Uta Gaidys ist Professorin für Pflegewissenschaft an der HAW in Hamburg. Sie forscht seit Jahrzehnten auch zum Thema Gewalt und hat dabei erkannt: Die komplizierten Abläufe in Krankenhäusern überforderten oft Patienten. Das sei auch eine Ursache für die Gewalt, sagt sie. Gerade in den Notaufnahmen sei das anschaulich.

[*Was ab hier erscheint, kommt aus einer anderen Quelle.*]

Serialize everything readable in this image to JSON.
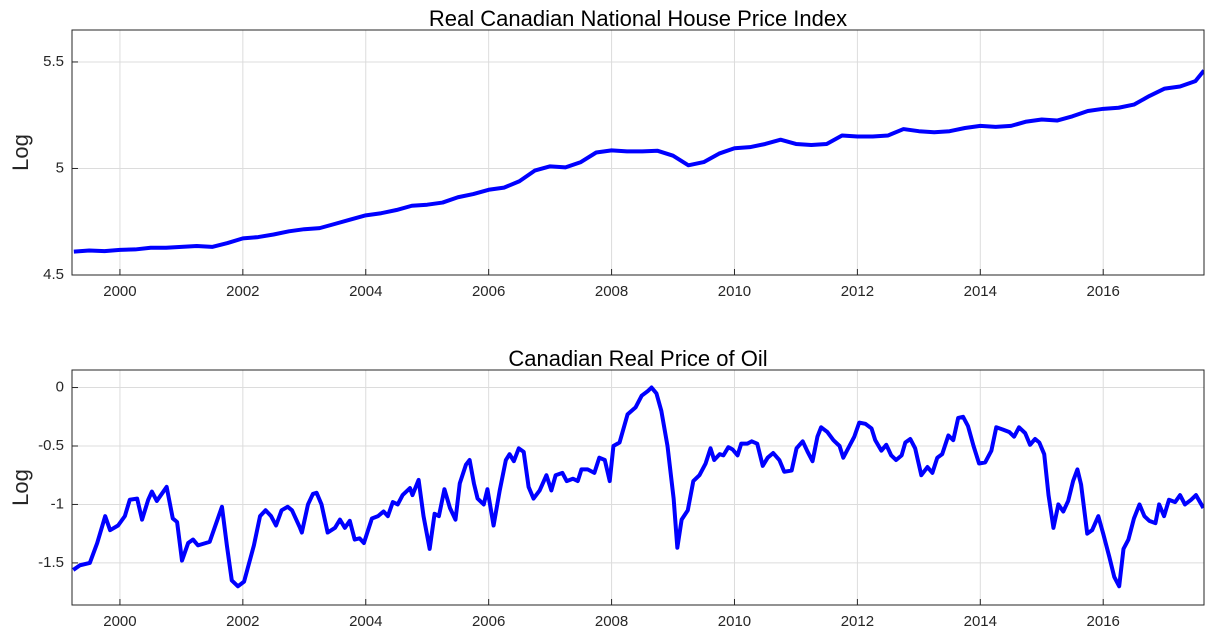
{
  "chart_data": [
    {
      "type": "line",
      "title": "Real Canadian National House Price Index",
      "ylabel": "Log",
      "color": "#0000ff",
      "grid": true,
      "xlim": [
        1999.22,
        2017.64
      ],
      "xticks": [
        2000,
        2002,
        2004,
        2006,
        2008,
        2010,
        2012,
        2014,
        2016
      ],
      "ylim": [
        4.5,
        5.65
      ],
      "yticks": [
        4.5,
        5,
        5.5
      ],
      "x": [
        1999.25,
        1999.5,
        1999.75,
        2000,
        2000.25,
        2000.5,
        2000.75,
        2001,
        2001.25,
        2001.5,
        2001.75,
        2002,
        2002.25,
        2002.5,
        2002.75,
        2003,
        2003.25,
        2003.5,
        2003.75,
        2004,
        2004.25,
        2004.5,
        2004.75,
        2005,
        2005.25,
        2005.5,
        2005.75,
        2006,
        2006.25,
        2006.5,
        2006.75,
        2007,
        2007.25,
        2007.5,
        2007.75,
        2008,
        2008.25,
        2008.5,
        2008.75,
        2009,
        2009.25,
        2009.5,
        2009.75,
        2010,
        2010.25,
        2010.5,
        2010.75,
        2011,
        2011.25,
        2011.5,
        2011.75,
        2012,
        2012.25,
        2012.5,
        2012.75,
        2013,
        2013.25,
        2013.5,
        2013.75,
        2014,
        2014.25,
        2014.5,
        2014.75,
        2015,
        2015.25,
        2015.5,
        2015.75,
        2016,
        2016.25,
        2016.5,
        2016.75,
        2017,
        2017.25,
        2017.5,
        2017.64
      ],
      "values": [
        4.61,
        4.615,
        4.612,
        4.618,
        4.62,
        4.628,
        4.628,
        4.632,
        4.636,
        4.632,
        4.65,
        4.672,
        4.678,
        4.69,
        4.705,
        4.715,
        4.72,
        4.74,
        4.76,
        4.78,
        4.79,
        4.805,
        4.825,
        4.83,
        4.84,
        4.865,
        4.88,
        4.9,
        4.91,
        4.94,
        4.99,
        5.01,
        5.005,
        5.03,
        5.075,
        5.085,
        5.08,
        5.08,
        5.083,
        5.06,
        5.015,
        5.03,
        5.07,
        5.095,
        5.1,
        5.115,
        5.135,
        5.115,
        5.11,
        5.115,
        5.155,
        5.15,
        5.15,
        5.155,
        5.185,
        5.175,
        5.17,
        5.175,
        5.19,
        5.2,
        5.195,
        5.2,
        5.22,
        5.23,
        5.225,
        5.245,
        5.27,
        5.28,
        5.285,
        5.3,
        5.34,
        5.375,
        5.385,
        5.41,
        5.46
      ]
    },
    {
      "type": "line",
      "title": "Canadian Real Price of Oil",
      "ylabel": "Log",
      "color": "#0000ff",
      "grid": true,
      "xlim": [
        1999.22,
        2017.64
      ],
      "xticks": [
        2000,
        2002,
        2004,
        2006,
        2008,
        2010,
        2012,
        2014,
        2016
      ],
      "ylim": [
        -1.86,
        0.15
      ],
      "yticks": [
        -1.5,
        -1,
        -0.5,
        0
      ],
      "x": [
        1999.24,
        1999.35,
        1999.51,
        1999.63,
        1999.76,
        1999.84,
        1999.97,
        2000.08,
        2000.16,
        2000.28,
        2000.36,
        2000.46,
        2000.52,
        2000.6,
        2000.76,
        2000.86,
        2000.93,
        2001.01,
        2001.11,
        2001.19,
        2001.27,
        2001.46,
        2001.54,
        2001.66,
        2001.74,
        2001.82,
        2001.92,
        2002.02,
        2002.18,
        2002.28,
        2002.37,
        2002.46,
        2002.54,
        2002.63,
        2002.73,
        2002.8,
        2002.93,
        2002.96,
        2003.06,
        2003.14,
        2003.2,
        2003.28,
        2003.38,
        2003.5,
        2003.58,
        2003.66,
        2003.74,
        2003.82,
        2003.9,
        2003.97,
        2004.1,
        2004.2,
        2004.29,
        2004.36,
        2004.44,
        2004.52,
        2004.6,
        2004.72,
        2004.76,
        2004.86,
        2004.94,
        2005.04,
        2005.12,
        2005.19,
        2005.28,
        2005.37,
        2005.46,
        2005.53,
        2005.63,
        2005.69,
        2005.76,
        2005.82,
        2005.92,
        2005.98,
        2006.08,
        2006.18,
        2006.28,
        2006.34,
        2006.41,
        2006.49,
        2006.57,
        2006.65,
        2006.73,
        2006.83,
        2006.94,
        2007.02,
        2007.09,
        2007.2,
        2007.27,
        2007.37,
        2007.45,
        2007.51,
        2007.61,
        2007.72,
        2007.8,
        2007.89,
        2007.97,
        2008.03,
        2008.13,
        2008.26,
        2008.39,
        2008.49,
        2008.59,
        2008.65,
        2008.73,
        2008.81,
        2008.91,
        2009.01,
        2009.07,
        2009.14,
        2009.24,
        2009.33,
        2009.43,
        2009.53,
        2009.61,
        2009.67,
        2009.76,
        2009.82,
        2009.9,
        2009.97,
        2010.05,
        2010.11,
        2010.21,
        2010.28,
        2010.37,
        2010.46,
        2010.54,
        2010.63,
        2010.73,
        2010.81,
        2010.93,
        2011.01,
        2011.11,
        2011.19,
        2011.27,
        2011.35,
        2011.41,
        2011.51,
        2011.61,
        2011.71,
        2011.77,
        2011.87,
        2011.95,
        2012.03,
        2012.13,
        2012.23,
        2012.29,
        2012.39,
        2012.47,
        2012.55,
        2012.63,
        2012.72,
        2012.78,
        2012.86,
        2012.94,
        2013.04,
        2013.14,
        2013.22,
        2013.3,
        2013.38,
        2013.48,
        2013.56,
        2013.64,
        2013.72,
        2013.8,
        2013.89,
        2013.98,
        2014.08,
        2014.18,
        2014.26,
        2014.37,
        2014.47,
        2014.55,
        2014.63,
        2014.73,
        2014.81,
        2014.89,
        2014.96,
        2015.04,
        2015.11,
        2015.19,
        2015.27,
        2015.35,
        2015.43,
        2015.51,
        2015.58,
        2015.64,
        2015.74,
        2015.82,
        2015.92,
        2016,
        2016.1,
        2016.18,
        2016.26,
        2016.33,
        2016.41,
        2016.5,
        2016.59,
        2016.67,
        2016.75,
        2016.85,
        2016.91,
        2016.99,
        2017.07,
        2017.17,
        2017.25,
        2017.33,
        2017.43,
        2017.51,
        2017.63
      ],
      "values": [
        -1.56,
        -1.52,
        -1.5,
        -1.33,
        -1.1,
        -1.22,
        -1.18,
        -1.1,
        -0.96,
        -0.95,
        -1.13,
        -0.96,
        -0.89,
        -0.97,
        -0.85,
        -1.12,
        -1.15,
        -1.48,
        -1.33,
        -1.3,
        -1.35,
        -1.32,
        -1.2,
        -1.02,
        -1.35,
        -1.65,
        -1.7,
        -1.66,
        -1.35,
        -1.1,
        -1.05,
        -1.1,
        -1.18,
        -1.05,
        -1.02,
        -1.05,
        -1.2,
        -1.24,
        -1.0,
        -0.91,
        -0.9,
        -1.0,
        -1.24,
        -1.2,
        -1.13,
        -1.2,
        -1.14,
        -1.3,
        -1.29,
        -1.33,
        -1.12,
        -1.1,
        -1.06,
        -1.1,
        -0.98,
        -1.0,
        -0.92,
        -0.86,
        -0.92,
        -0.79,
        -1.1,
        -1.38,
        -1.08,
        -1.1,
        -0.87,
        -1.03,
        -1.13,
        -0.82,
        -0.66,
        -0.62,
        -0.82,
        -0.95,
        -1.0,
        -0.87,
        -1.18,
        -0.88,
        -0.62,
        -0.57,
        -0.63,
        -0.52,
        -0.55,
        -0.85,
        -0.95,
        -0.88,
        -0.75,
        -0.88,
        -0.75,
        -0.73,
        -0.8,
        -0.78,
        -0.8,
        -0.7,
        -0.7,
        -0.73,
        -0.6,
        -0.62,
        -0.8,
        -0.5,
        -0.47,
        -0.23,
        -0.17,
        -0.07,
        -0.03,
        0.0,
        -0.05,
        -0.2,
        -0.5,
        -0.95,
        -1.37,
        -1.13,
        -1.05,
        -0.8,
        -0.75,
        -0.65,
        -0.52,
        -0.62,
        -0.57,
        -0.58,
        -0.51,
        -0.53,
        -0.58,
        -0.48,
        -0.48,
        -0.46,
        -0.48,
        -0.67,
        -0.6,
        -0.56,
        -0.62,
        -0.72,
        -0.71,
        -0.52,
        -0.46,
        -0.55,
        -0.63,
        -0.42,
        -0.34,
        -0.38,
        -0.45,
        -0.5,
        -0.6,
        -0.5,
        -0.42,
        -0.3,
        -0.31,
        -0.35,
        -0.45,
        -0.54,
        -0.49,
        -0.58,
        -0.62,
        -0.58,
        -0.47,
        -0.44,
        -0.52,
        -0.75,
        -0.68,
        -0.73,
        -0.6,
        -0.57,
        -0.41,
        -0.45,
        -0.26,
        -0.25,
        -0.33,
        -0.5,
        -0.65,
        -0.64,
        -0.54,
        -0.34,
        -0.36,
        -0.38,
        -0.42,
        -0.34,
        -0.39,
        -0.49,
        -0.44,
        -0.47,
        -0.57,
        -0.92,
        -1.2,
        -1.0,
        -1.06,
        -0.97,
        -0.8,
        -0.7,
        -0.83,
        -1.25,
        -1.22,
        -1.1,
        -1.25,
        -1.45,
        -1.62,
        -1.7,
        -1.38,
        -1.3,
        -1.12,
        -1.0,
        -1.1,
        -1.14,
        -1.16,
        -1.0,
        -1.1,
        -0.96,
        -0.98,
        -0.92,
        -1.0,
        -0.96,
        -0.92,
        -1.03
      ]
    }
  ]
}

In der Notaufnahme: Wartezeiten von bis zu zehn Stunden
Das bestätigt auch der 30-jährige Lukas Höhn, der in der Notaufnahme der Friederikenstifts in Hannover tätig ist. An arbeitsreichen Tagen sei das Patientenaufkommen kaum zu bewältigen. Da würden viele aggressiv werden, erzählt er. "Als ich hier angefangen habe, war ich sehr erschrocken darüber, dass andere Menschen, die in Not sind, so ausfallend werden können. Dabei will ich ihnen doch helfen. Irgendwann stumpft man aber ab."

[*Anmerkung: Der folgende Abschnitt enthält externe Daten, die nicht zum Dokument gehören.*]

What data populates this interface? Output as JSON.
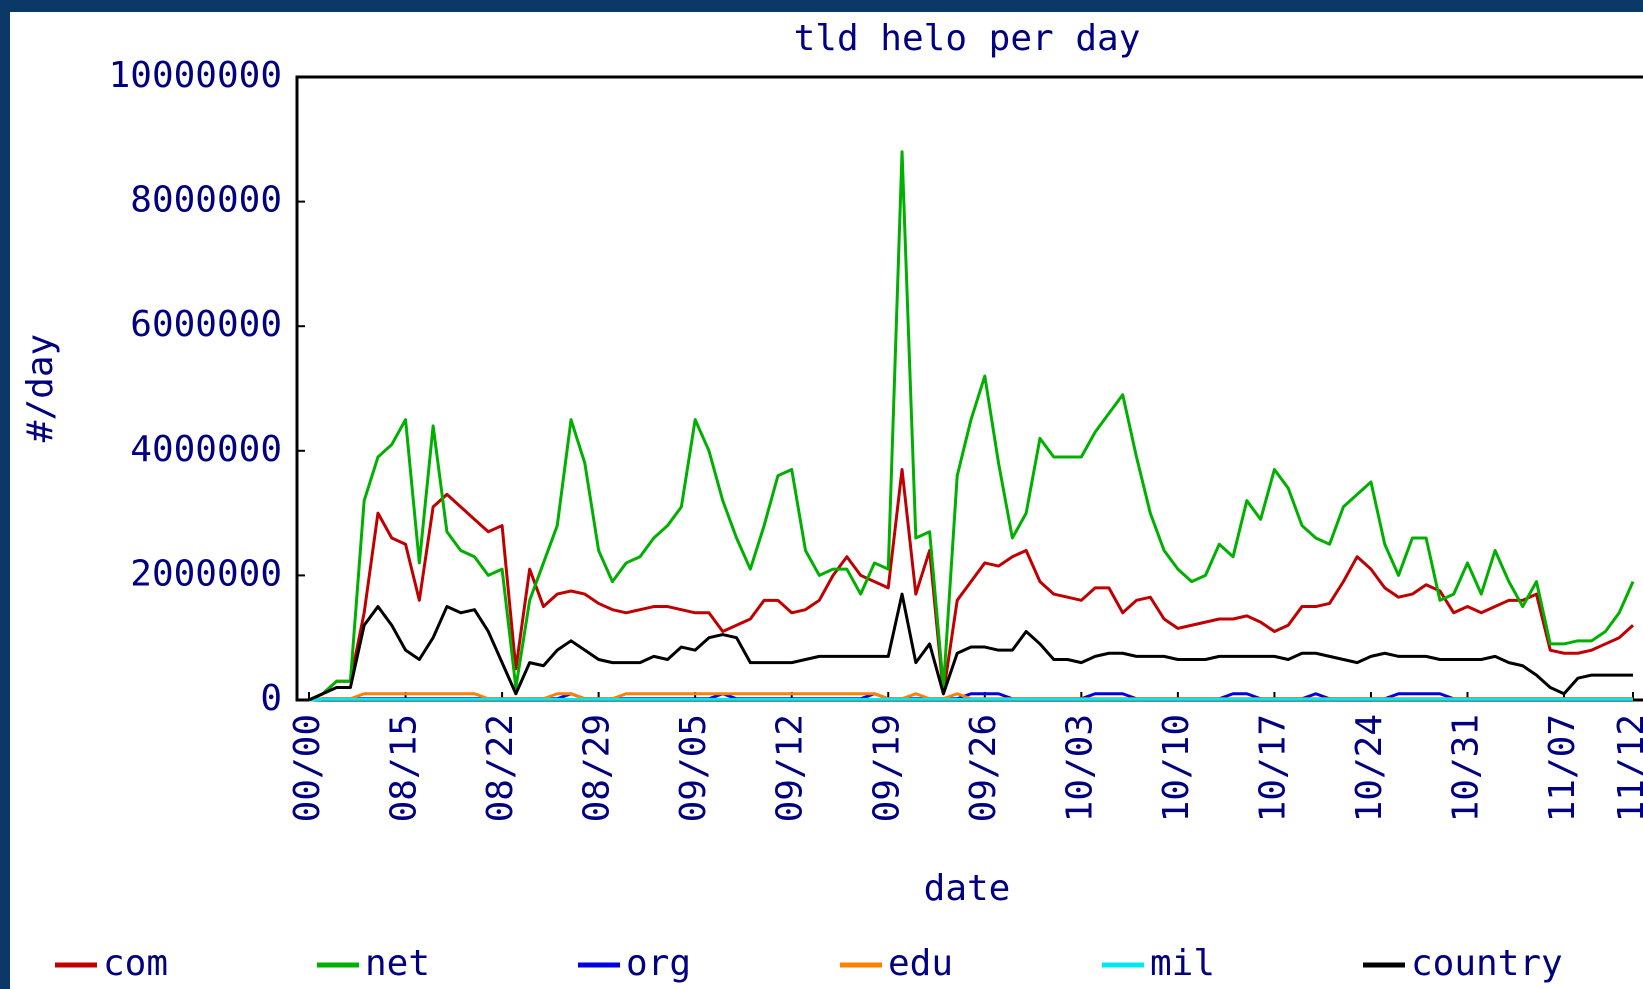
{
  "chart_data": {
    "type": "line",
    "title": "tld helo per day",
    "x_label": "date",
    "y_label": "#/day",
    "categories": [
      "00/00",
      null,
      null,
      null,
      null,
      null,
      null,
      "08/15",
      null,
      null,
      null,
      null,
      null,
      null,
      "08/22",
      null,
      null,
      null,
      null,
      null,
      null,
      "08/29",
      null,
      null,
      null,
      null,
      null,
      null,
      "09/05",
      null,
      null,
      null,
      null,
      null,
      null,
      "09/12",
      null,
      null,
      null,
      null,
      null,
      null,
      "09/19",
      null,
      null,
      null,
      null,
      null,
      null,
      "09/26",
      null,
      null,
      null,
      null,
      null,
      null,
      "10/03",
      null,
      null,
      null,
      null,
      null,
      null,
      "10/10",
      null,
      null,
      null,
      null,
      null,
      null,
      "10/17",
      null,
      null,
      null,
      null,
      null,
      null,
      "10/24",
      null,
      null,
      null,
      null,
      null,
      null,
      "10/31",
      null,
      null,
      null,
      null,
      null,
      null,
      "11/07",
      null,
      null,
      null,
      null,
      "11/12"
    ],
    "ylim": [
      0,
      10000000
    ],
    "yticks": [
      0,
      2000000,
      4000000,
      6000000,
      8000000,
      10000000
    ],
    "series": [
      {
        "name": "com",
        "color": "#c00000",
        "values": [
          0,
          100000,
          300000,
          300000,
          1400000,
          3000000,
          2600000,
          2500000,
          1600000,
          3100000,
          3300000,
          3100000,
          2900000,
          2700000,
          2800000,
          500000,
          2100000,
          1500000,
          1700000,
          1750000,
          1700000,
          1550000,
          1450000,
          1400000,
          1450000,
          1500000,
          1500000,
          1450000,
          1400000,
          1400000,
          1100000,
          1200000,
          1300000,
          1600000,
          1600000,
          1400000,
          1450000,
          1600000,
          2000000,
          2300000,
          2000000,
          1900000,
          1800000,
          3700000,
          1700000,
          2400000,
          100000,
          1600000,
          1900000,
          2200000,
          2150000,
          2300000,
          2400000,
          1900000,
          1700000,
          1650000,
          1600000,
          1800000,
          1800000,
          1400000,
          1600000,
          1650000,
          1300000,
          1150000,
          1200000,
          1250000,
          1300000,
          1300000,
          1350000,
          1250000,
          1100000,
          1200000,
          1500000,
          1500000,
          1550000,
          1900000,
          2300000,
          2100000,
          1800000,
          1650000,
          1700000,
          1850000,
          1750000,
          1400000,
          1500000,
          1400000,
          1500000,
          1600000,
          1600000,
          1700000,
          800000,
          750000,
          750000,
          800000,
          900000,
          1000000,
          1200000
        ]
      },
      {
        "name": "net",
        "color": "#00b000",
        "values": [
          0,
          100000,
          300000,
          300000,
          3200000,
          3900000,
          4100000,
          4500000,
          2200000,
          4400000,
          2700000,
          2400000,
          2300000,
          2000000,
          2100000,
          200000,
          1600000,
          2200000,
          2800000,
          4500000,
          3800000,
          2400000,
          1900000,
          2200000,
          2300000,
          2600000,
          2800000,
          3100000,
          4500000,
          4000000,
          3200000,
          2600000,
          2100000,
          2800000,
          3600000,
          3700000,
          2400000,
          2000000,
          2100000,
          2100000,
          1700000,
          2200000,
          2100000,
          8800000,
          2600000,
          2700000,
          200000,
          3600000,
          4500000,
          5200000,
          3800000,
          2600000,
          3000000,
          4200000,
          3900000,
          3900000,
          3900000,
          4300000,
          4600000,
          4900000,
          3900000,
          3000000,
          2400000,
          2100000,
          1900000,
          2000000,
          2500000,
          2300000,
          3200000,
          2900000,
          3700000,
          3400000,
          2800000,
          2600000,
          2500000,
          3100000,
          3300000,
          3500000,
          2500000,
          2000000,
          2600000,
          2600000,
          1600000,
          1700000,
          2200000,
          1700000,
          2400000,
          1900000,
          1500000,
          1900000,
          900000,
          900000,
          950000,
          950000,
          1100000,
          1400000,
          1900000
        ]
      },
      {
        "name": "org",
        "color": "#0000e0",
        "values": [
          0,
          20000,
          20000,
          20000,
          20000,
          20000,
          20000,
          20000,
          20000,
          20000,
          20000,
          20000,
          20000,
          20000,
          20000,
          20000,
          20000,
          20000,
          20000,
          100000,
          20000,
          20000,
          20000,
          20000,
          20000,
          20000,
          20000,
          20000,
          20000,
          20000,
          100000,
          20000,
          20000,
          20000,
          20000,
          20000,
          20000,
          20000,
          20000,
          20000,
          20000,
          100000,
          20000,
          20000,
          20000,
          20000,
          20000,
          20000,
          100000,
          100000,
          100000,
          20000,
          20000,
          20000,
          20000,
          20000,
          20000,
          100000,
          100000,
          100000,
          20000,
          20000,
          20000,
          20000,
          20000,
          20000,
          20000,
          100000,
          100000,
          20000,
          20000,
          20000,
          20000,
          100000,
          20000,
          20000,
          20000,
          20000,
          20000,
          100000,
          100000,
          100000,
          100000,
          20000,
          20000,
          20000,
          20000,
          20000,
          20000,
          20000,
          20000,
          20000,
          20000,
          20000,
          20000,
          20000,
          20000
        ]
      },
      {
        "name": "edu",
        "color": "#ff8000",
        "values": [
          0,
          20000,
          20000,
          20000,
          100000,
          100000,
          100000,
          100000,
          100000,
          100000,
          100000,
          100000,
          100000,
          20000,
          20000,
          20000,
          20000,
          20000,
          100000,
          100000,
          20000,
          20000,
          20000,
          100000,
          100000,
          100000,
          100000,
          100000,
          100000,
          100000,
          100000,
          100000,
          100000,
          100000,
          100000,
          100000,
          100000,
          100000,
          100000,
          100000,
          100000,
          100000,
          20000,
          20000,
          100000,
          20000,
          20000,
          100000,
          20000,
          20000,
          20000,
          20000,
          20000,
          20000,
          20000,
          20000,
          20000,
          20000,
          20000,
          20000,
          20000,
          20000,
          20000,
          20000,
          20000,
          20000,
          20000,
          20000,
          20000,
          20000,
          20000,
          20000,
          20000,
          20000,
          20000,
          20000,
          20000,
          20000,
          20000,
          20000,
          20000,
          20000,
          20000,
          20000,
          20000,
          20000,
          20000,
          20000,
          20000,
          20000,
          20000,
          20000,
          20000,
          20000,
          20000,
          20000,
          20000
        ]
      },
      {
        "name": "mil",
        "color": "#00e8f0",
        "values": [
          0,
          10000,
          10000,
          10000,
          10000,
          10000,
          10000,
          10000,
          10000,
          10000,
          10000,
          10000,
          10000,
          10000,
          10000,
          10000,
          10000,
          10000,
          10000,
          10000,
          10000,
          10000,
          10000,
          10000,
          10000,
          10000,
          10000,
          10000,
          10000,
          10000,
          10000,
          10000,
          10000,
          10000,
          10000,
          10000,
          10000,
          10000,
          10000,
          10000,
          10000,
          10000,
          10000,
          10000,
          10000,
          10000,
          10000,
          10000,
          10000,
          10000,
          10000,
          10000,
          10000,
          10000,
          10000,
          10000,
          10000,
          10000,
          10000,
          10000,
          10000,
          10000,
          10000,
          10000,
          10000,
          10000,
          10000,
          10000,
          10000,
          10000,
          10000,
          10000,
          10000,
          10000,
          10000,
          10000,
          10000,
          10000,
          10000,
          10000,
          10000,
          10000,
          10000,
          10000,
          10000,
          10000,
          10000,
          10000,
          10000,
          10000,
          10000,
          10000,
          10000,
          10000,
          10000,
          10000,
          10000
        ]
      },
      {
        "name": "country",
        "color": "#000000",
        "values": [
          0,
          100000,
          200000,
          200000,
          1200000,
          1500000,
          1200000,
          800000,
          650000,
          1000000,
          1500000,
          1400000,
          1450000,
          1100000,
          600000,
          100000,
          600000,
          550000,
          800000,
          950000,
          800000,
          650000,
          600000,
          600000,
          600000,
          700000,
          650000,
          850000,
          800000,
          1000000,
          1050000,
          1000000,
          600000,
          600000,
          600000,
          600000,
          650000,
          700000,
          700000,
          700000,
          700000,
          700000,
          700000,
          1700000,
          600000,
          900000,
          100000,
          750000,
          850000,
          850000,
          800000,
          800000,
          1100000,
          900000,
          650000,
          650000,
          600000,
          700000,
          750000,
          750000,
          700000,
          700000,
          700000,
          650000,
          650000,
          650000,
          700000,
          700000,
          700000,
          700000,
          700000,
          650000,
          750000,
          750000,
          700000,
          650000,
          600000,
          700000,
          750000,
          700000,
          700000,
          700000,
          650000,
          650000,
          650000,
          650000,
          700000,
          600000,
          550000,
          400000,
          200000,
          100000,
          350000,
          400000,
          400000,
          400000,
          400000
        ]
      }
    ]
  }
}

Das Hauptproblem seien die Wartezeiten. Zwischen sechs und zehn Stunden müssten Patienten teilweise in der Notaufnahme warten. "Wir führen viele Tests durch und wir ziehen auch mal Patienten vor, die dringlicher behandelt werden müssen. Man ist hier nicht in zehn Minuten durch", sagt Höhn. Oft eskaliere die Situation: "Verbale Attacken erlebe ich täglich. Am schlimmsten ist es aber für mich, bespuckt zu werden. Das ist schon sehr erniedrigend." Der Personalmangel verstärkt die Arbeitsbelastung in vielen Notaufnahmen - und fördert Unzufriedenheit bei den Patienten. Ein Teufelskreis.

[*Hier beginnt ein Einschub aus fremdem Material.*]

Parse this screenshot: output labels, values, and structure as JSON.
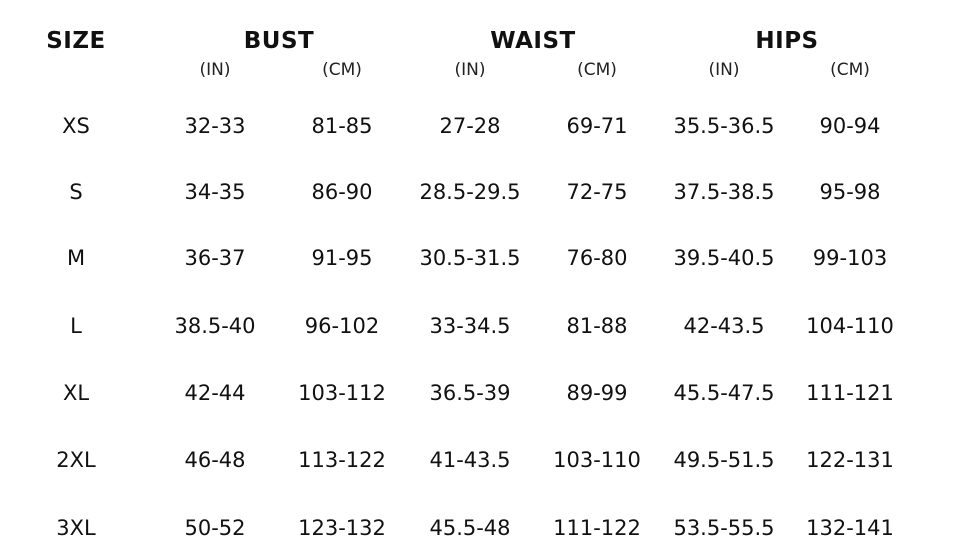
{
  "table": {
    "groups": [
      {
        "label": "SIZE"
      },
      {
        "label": "BUST"
      },
      {
        "label": "WAIST"
      },
      {
        "label": "HIPS"
      }
    ],
    "units": [
      "(IN)",
      "(CM)",
      "(IN)",
      "(CM)",
      "(IN)",
      "(CM)"
    ],
    "rows": [
      [
        "XS",
        "32-33",
        "81-85",
        "27-28",
        "69-71",
        "35.5-36.5",
        "90-94"
      ],
      [
        "S",
        "34-35",
        "86-90",
        "28.5-29.5",
        "72-75",
        "37.5-38.5",
        "95-98"
      ],
      [
        "M",
        "36-37",
        "91-95",
        "30.5-31.5",
        "76-80",
        "39.5-40.5",
        "99-103"
      ],
      [
        "L",
        "38.5-40",
        "96-102",
        "33-34.5",
        "81-88",
        "42-43.5",
        "104-110"
      ],
      [
        "XL",
        "42-44",
        "103-112",
        "36.5-39",
        "89-99",
        "45.5-47.5",
        "111-121"
      ],
      [
        "2XL",
        "46-48",
        "113-122",
        "41-43.5",
        "103-110",
        "49.5-51.5",
        "122-131"
      ],
      [
        "3XL",
        "50-52",
        "123-132",
        "45.5-48",
        "111-122",
        "53.5-55.5",
        "132-141"
      ]
    ]
  }
}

"Viele Pflegekräfte, die diese Gewalterfahrungen routinemäßig machen, überlegen sich, ob das ein Beruf ist, in den sie bleiben möchten", sagt Expertin Gaidys. Die Umfrage der Deutschen Krankenhausgesellschaft kommt zu ähnlichen Ergebnissen. Die verbalen und körperlichen Attacken haben Folgen für das Krankenhauspersonal: 87 Prozent geben an, eine deutliche psychische Belastung zu spüren. 24 Prozent der Krankenhäuser melden sogar, dass Mitarbeitende deswegen gekündigt hätten.
Deeskalationstrainings zur Vorbeugung
Viele Krankenhäuser haben das Problem erkannt und beugen vor. 63 Prozent der Einrichtungen setzen auf Deeskalationstrainings als Maßnahme. So auch Vivien Czennas Arbeitgeber. Sie besucht zwei Tage lang ein Krankenhausinternes Training. Georg Severin leitet das Seminar und muss bei vielen Teilnehmenden ganz vorn anfangen. "Wir müssen erstmal die Leute für das Thema sensibilisieren und erklären, was überhaupt eine Eskalation ist. Vieles wird einfach so hingenommen und gar nicht mehr wahrgenommen. Aber wenn ich das nicht wahrnehme, macht es mich irgendwann kaputt", sagt Severin.
Czenna ist die erste aus ihrer Abteilung, die teilnimmt. Sie wünscht sich, dass noch mehr Kolleginnen und Kollegen solche Trainings besuchen. Das Gelernte konnte sie bereits in ihrem Arbeitsalltag einsetzen. "Wir hatten zwei Situationen, in denen ich einfach überhaupt nicht mehr so unruhig war. Ich habe diese Situationen als gar nicht mehr so schlimm wahrgenommen", sagt sie. Dennoch: In norddeutschen Krankenhäusern treffen ungeduldige Patienten weiterhin auf lange Wartezeiten und zu wenige Pflegekräfte. Diese Ursachen für die Gewalt bleiben.